I flip over to the game late, Mets on top and Johan Santana is grooving. Big spot in the 8th, Santana gets Howard to fly out, pumps the fist and walks off. Bottom of the inning, Santana is lifted for the pinch hitter and his night is over. Granted, hindsight is always 20/20, but here’s the big question: if Jerry Manuel KNEW that Billy Wagner was not available, might this not be a good time to let Santana go all the way?

Sure it sounds great after the fact, but it was a serious option at the time. In fact, the Mets announcers themselves were going on and on about how a nine-inning performance by Santana, against the Phillies no less, would be exactly what the Mets and Santana needed (Santana especially). He’d only thrown 105 pitches and would have been facing the 5-6-7 spots in the 9th. It was right there for the taking.

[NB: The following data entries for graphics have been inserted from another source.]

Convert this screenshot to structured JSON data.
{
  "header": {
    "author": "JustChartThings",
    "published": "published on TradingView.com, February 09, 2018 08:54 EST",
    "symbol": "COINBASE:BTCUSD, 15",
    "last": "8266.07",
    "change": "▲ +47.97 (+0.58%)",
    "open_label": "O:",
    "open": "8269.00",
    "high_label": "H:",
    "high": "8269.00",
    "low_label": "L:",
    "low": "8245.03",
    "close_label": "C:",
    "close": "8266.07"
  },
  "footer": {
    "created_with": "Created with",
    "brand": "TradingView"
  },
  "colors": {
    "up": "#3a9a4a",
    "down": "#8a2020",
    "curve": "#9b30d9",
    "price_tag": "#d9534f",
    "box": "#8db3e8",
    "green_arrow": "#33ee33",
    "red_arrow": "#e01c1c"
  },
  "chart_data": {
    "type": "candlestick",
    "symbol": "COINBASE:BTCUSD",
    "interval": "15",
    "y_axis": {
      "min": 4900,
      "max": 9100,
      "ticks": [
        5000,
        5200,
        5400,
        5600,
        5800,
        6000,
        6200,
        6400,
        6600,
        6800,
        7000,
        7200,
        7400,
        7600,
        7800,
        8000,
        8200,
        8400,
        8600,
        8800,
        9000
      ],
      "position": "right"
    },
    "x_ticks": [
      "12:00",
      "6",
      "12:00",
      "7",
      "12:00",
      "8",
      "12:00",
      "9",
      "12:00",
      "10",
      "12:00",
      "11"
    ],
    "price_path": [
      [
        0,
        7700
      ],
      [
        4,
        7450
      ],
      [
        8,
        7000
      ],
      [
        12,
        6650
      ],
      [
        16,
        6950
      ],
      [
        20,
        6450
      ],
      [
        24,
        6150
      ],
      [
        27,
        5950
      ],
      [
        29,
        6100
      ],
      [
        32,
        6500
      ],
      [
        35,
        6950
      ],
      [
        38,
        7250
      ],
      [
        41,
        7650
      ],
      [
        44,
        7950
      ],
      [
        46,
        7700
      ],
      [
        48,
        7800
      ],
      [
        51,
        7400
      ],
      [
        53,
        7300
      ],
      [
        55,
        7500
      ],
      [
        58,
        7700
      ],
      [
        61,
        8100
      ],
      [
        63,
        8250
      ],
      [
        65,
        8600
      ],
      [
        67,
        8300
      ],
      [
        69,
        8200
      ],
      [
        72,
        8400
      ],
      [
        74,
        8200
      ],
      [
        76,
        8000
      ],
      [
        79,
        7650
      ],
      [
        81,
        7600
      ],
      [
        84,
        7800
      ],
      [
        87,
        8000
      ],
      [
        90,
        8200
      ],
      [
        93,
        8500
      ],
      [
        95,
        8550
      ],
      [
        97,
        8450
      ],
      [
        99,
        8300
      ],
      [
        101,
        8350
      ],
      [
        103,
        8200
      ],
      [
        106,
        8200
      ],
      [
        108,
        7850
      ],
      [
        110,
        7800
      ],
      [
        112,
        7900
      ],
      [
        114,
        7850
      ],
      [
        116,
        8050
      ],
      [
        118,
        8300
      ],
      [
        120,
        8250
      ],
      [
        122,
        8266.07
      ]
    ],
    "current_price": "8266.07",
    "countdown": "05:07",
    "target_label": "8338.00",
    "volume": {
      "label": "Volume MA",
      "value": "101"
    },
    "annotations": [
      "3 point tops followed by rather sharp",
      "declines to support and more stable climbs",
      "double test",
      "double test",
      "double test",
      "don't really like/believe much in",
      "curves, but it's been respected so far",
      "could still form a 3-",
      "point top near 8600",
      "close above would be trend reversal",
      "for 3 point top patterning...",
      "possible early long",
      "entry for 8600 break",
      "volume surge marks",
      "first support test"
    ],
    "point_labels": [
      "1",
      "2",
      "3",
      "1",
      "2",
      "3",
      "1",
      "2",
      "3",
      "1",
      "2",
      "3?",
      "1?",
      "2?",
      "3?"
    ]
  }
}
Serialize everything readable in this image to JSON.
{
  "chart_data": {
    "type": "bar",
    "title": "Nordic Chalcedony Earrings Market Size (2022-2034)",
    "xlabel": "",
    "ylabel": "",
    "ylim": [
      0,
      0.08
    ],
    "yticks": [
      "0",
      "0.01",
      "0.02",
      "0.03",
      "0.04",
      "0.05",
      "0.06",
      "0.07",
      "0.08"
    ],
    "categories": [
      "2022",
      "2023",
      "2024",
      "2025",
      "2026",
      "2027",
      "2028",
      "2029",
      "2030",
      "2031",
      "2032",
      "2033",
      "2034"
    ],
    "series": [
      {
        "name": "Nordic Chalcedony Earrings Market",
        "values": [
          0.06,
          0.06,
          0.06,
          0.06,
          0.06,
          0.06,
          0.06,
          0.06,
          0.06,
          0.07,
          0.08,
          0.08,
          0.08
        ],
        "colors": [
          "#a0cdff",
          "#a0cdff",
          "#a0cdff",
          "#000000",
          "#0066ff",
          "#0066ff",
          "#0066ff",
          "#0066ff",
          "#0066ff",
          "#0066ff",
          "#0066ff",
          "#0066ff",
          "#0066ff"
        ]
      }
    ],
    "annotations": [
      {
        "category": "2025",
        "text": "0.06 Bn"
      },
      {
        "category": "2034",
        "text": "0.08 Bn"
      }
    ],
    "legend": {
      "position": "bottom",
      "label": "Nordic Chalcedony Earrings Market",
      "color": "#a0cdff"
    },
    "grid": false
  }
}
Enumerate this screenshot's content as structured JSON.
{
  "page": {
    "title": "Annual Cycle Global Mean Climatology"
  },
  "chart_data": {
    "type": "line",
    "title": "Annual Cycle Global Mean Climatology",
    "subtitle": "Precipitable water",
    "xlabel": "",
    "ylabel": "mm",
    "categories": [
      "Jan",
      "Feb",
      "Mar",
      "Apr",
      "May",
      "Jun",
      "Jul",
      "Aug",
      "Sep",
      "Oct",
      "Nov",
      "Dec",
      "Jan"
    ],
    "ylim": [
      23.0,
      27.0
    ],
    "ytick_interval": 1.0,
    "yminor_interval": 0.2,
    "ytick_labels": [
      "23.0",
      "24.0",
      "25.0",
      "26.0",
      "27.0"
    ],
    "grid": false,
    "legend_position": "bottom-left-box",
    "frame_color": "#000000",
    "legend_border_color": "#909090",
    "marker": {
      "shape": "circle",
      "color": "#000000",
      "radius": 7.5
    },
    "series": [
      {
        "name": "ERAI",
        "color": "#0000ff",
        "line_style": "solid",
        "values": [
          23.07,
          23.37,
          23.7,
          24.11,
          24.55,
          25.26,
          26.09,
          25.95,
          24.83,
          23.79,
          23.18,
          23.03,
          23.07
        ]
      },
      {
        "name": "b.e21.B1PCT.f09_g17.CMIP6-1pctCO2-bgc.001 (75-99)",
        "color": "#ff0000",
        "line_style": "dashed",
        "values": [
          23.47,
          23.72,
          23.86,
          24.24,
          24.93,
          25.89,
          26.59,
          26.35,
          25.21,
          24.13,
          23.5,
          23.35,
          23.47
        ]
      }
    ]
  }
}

Some will say that Santana is no Roy Halladay -- true, Halladay has more complete games this season (7) than Santana has in his entire career (6). But Santana is no stranger to high pitch counts, either. He's thrown over 110 pitches six times this season and went at least 100 pitches in 13 of his 20 starts. Workhorses are meant to be ridden.

That said, if Sanchez does his job – or even a pale impersonation of his job – it’s probably not an issue today. But he didn’t, and it is. So instead of a season-defining win by their ace, a statement game against the NL's best, the Mets are suffering flashbacks to disasters past. In baseball, you’re only as good (or as bad) as your last game but the Mets haven’t exactly shown a lot of resiliency in this area recently. Assuming they get the game in tonight (the forecast calls for rain all day) I truly wonder how the Mets react.